Member of 12th Lok Sabha
- In office 1998–1999
- Preceded by: Tarachand Bhagora
- Succeeded by: Tarachand Bhagora
- Constituency: Banswara

Member of Rajasthan Legislative Assembly
- In office 2008 – 19 February 2024
- Preceded by: Jeetmal Khant
- Succeeded by: Jaikrishn Patel
- Constituency: Bagidora

Personal details
- Born: 2 December 1960 (age 65)
- Party: Indian National Congress (2026 - Present) (1998 - 2024)
- Other political affiliations: Bharatiya Janata Party (2024 - 2026)
- Spouse: Shreemati Resham Malviya

= Mahendrajeet Singh Malviya =

Indian politician (born 2 December 1960)

Mahendrajeet singh Malviya (born 2 December 1960) is an Indian politician. He served as Cabinet Minister of Water Resources IGNP Water Resources Planning Department in the Government of Rajasthan.
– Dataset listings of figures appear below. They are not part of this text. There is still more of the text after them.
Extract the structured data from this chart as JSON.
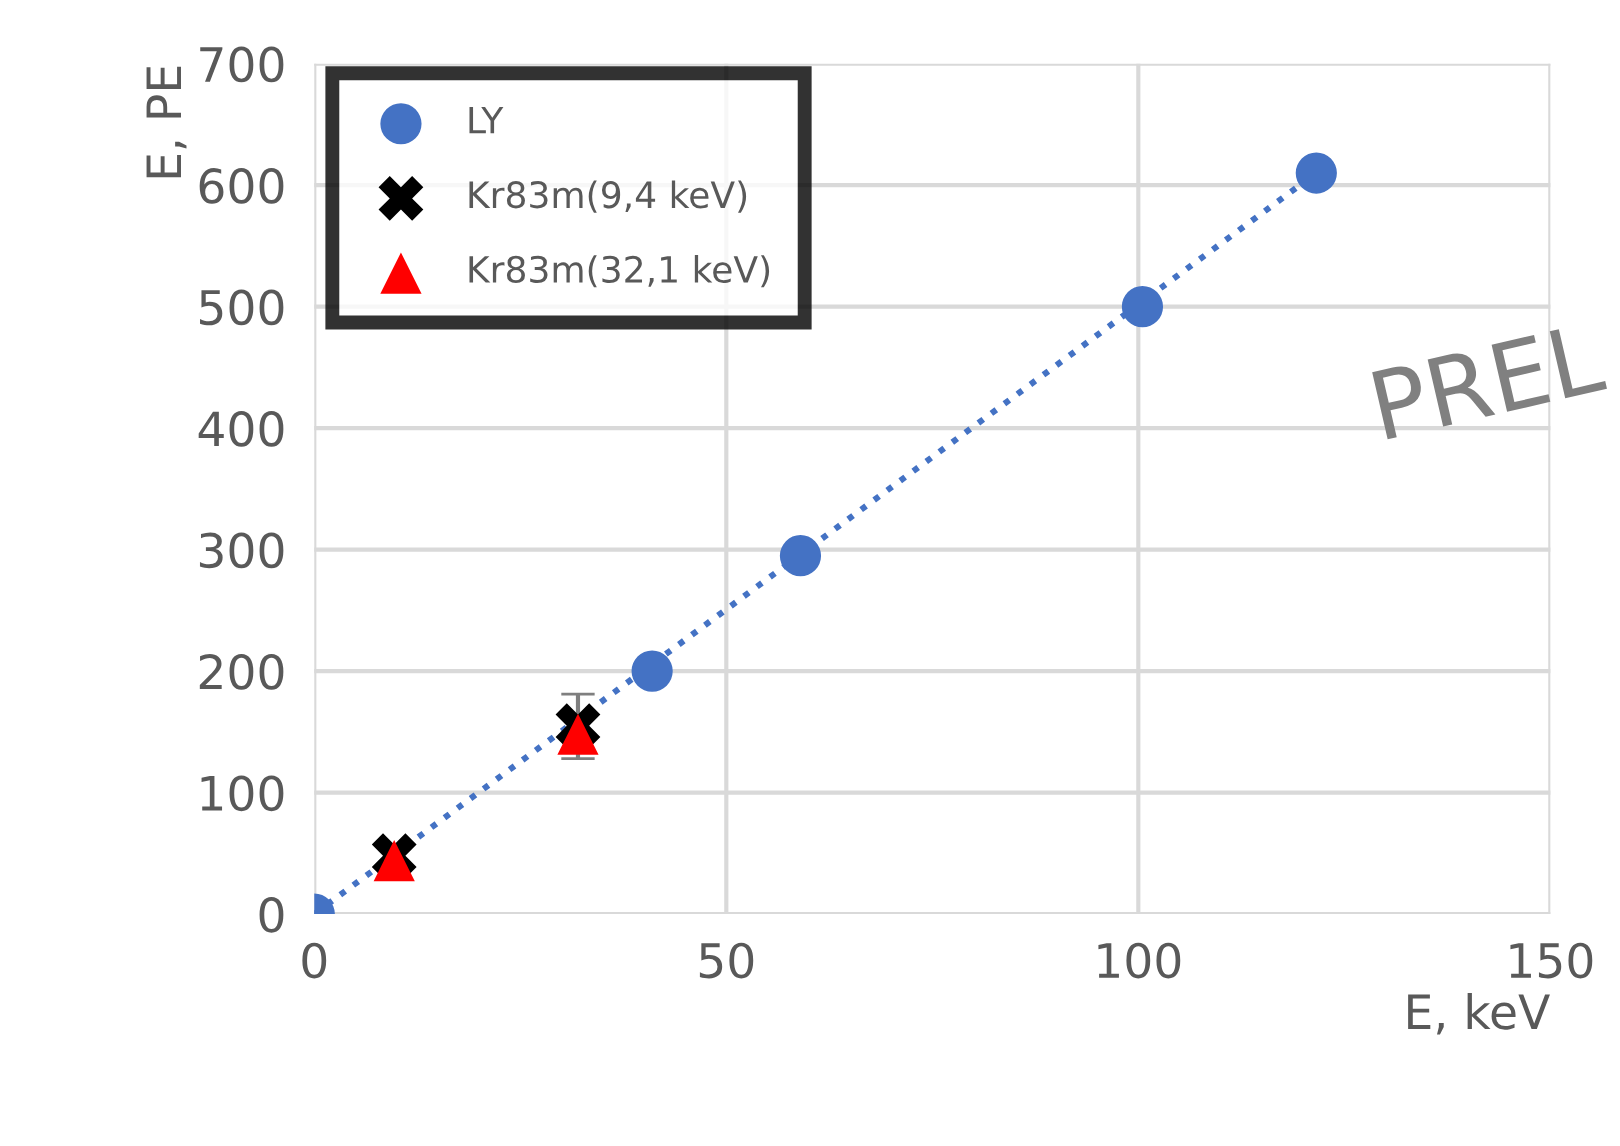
{
  "chart_data": {
    "type": "scatter",
    "xlabel": "E, keV",
    "ylabel": "E, PE",
    "xlim": [
      0,
      150
    ],
    "ylim": [
      0,
      700
    ],
    "xticks": [
      0,
      50,
      100,
      150
    ],
    "yticks": [
      0,
      100,
      200,
      300,
      400,
      500,
      600,
      700
    ],
    "grid": true,
    "legend": "top left",
    "annotations": [
      "PREL"
    ],
    "series": [
      {
        "name": "LY",
        "marker": "circle",
        "color": "#4472c4",
        "x": [
          0,
          41,
          59,
          100.5,
          121.6
        ],
        "values": [
          0,
          200,
          295,
          500,
          610
        ]
      },
      {
        "type": "line",
        "line_style": "dotted",
        "marker": "none",
        "color": "#4472c4",
        "x": [
          0,
          121.6
        ],
        "values": [
          0,
          610
        ]
      },
      {
        "name": "Kr83m(9,4 keV)",
        "marker": "cross",
        "color": "#000000",
        "x": [
          9.7,
          32
        ],
        "values": [
          48,
          155
        ]
      },
      {
        "name": "Kr83m(32,1 keV)",
        "marker": "triangle",
        "color": "#ff0000",
        "x": [
          9.7,
          32
        ],
        "values": [
          44,
          148
        ],
        "errors": [
          null,
          [
            128,
            181
          ]
        ]
      }
    ]
  }
}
He formerly served as Member of Parliament, 12th Lok Sabha in Banswara Lok Sabha constituency. He has been a Member of Rajasthan Legislative Assembly from Bagidora Assembly constituency. He was a member of the Bharatiya Janata Party. Previously he was a member of CWC (Congress Working Committee). On 18 January 2026 he rejoined the Congress party.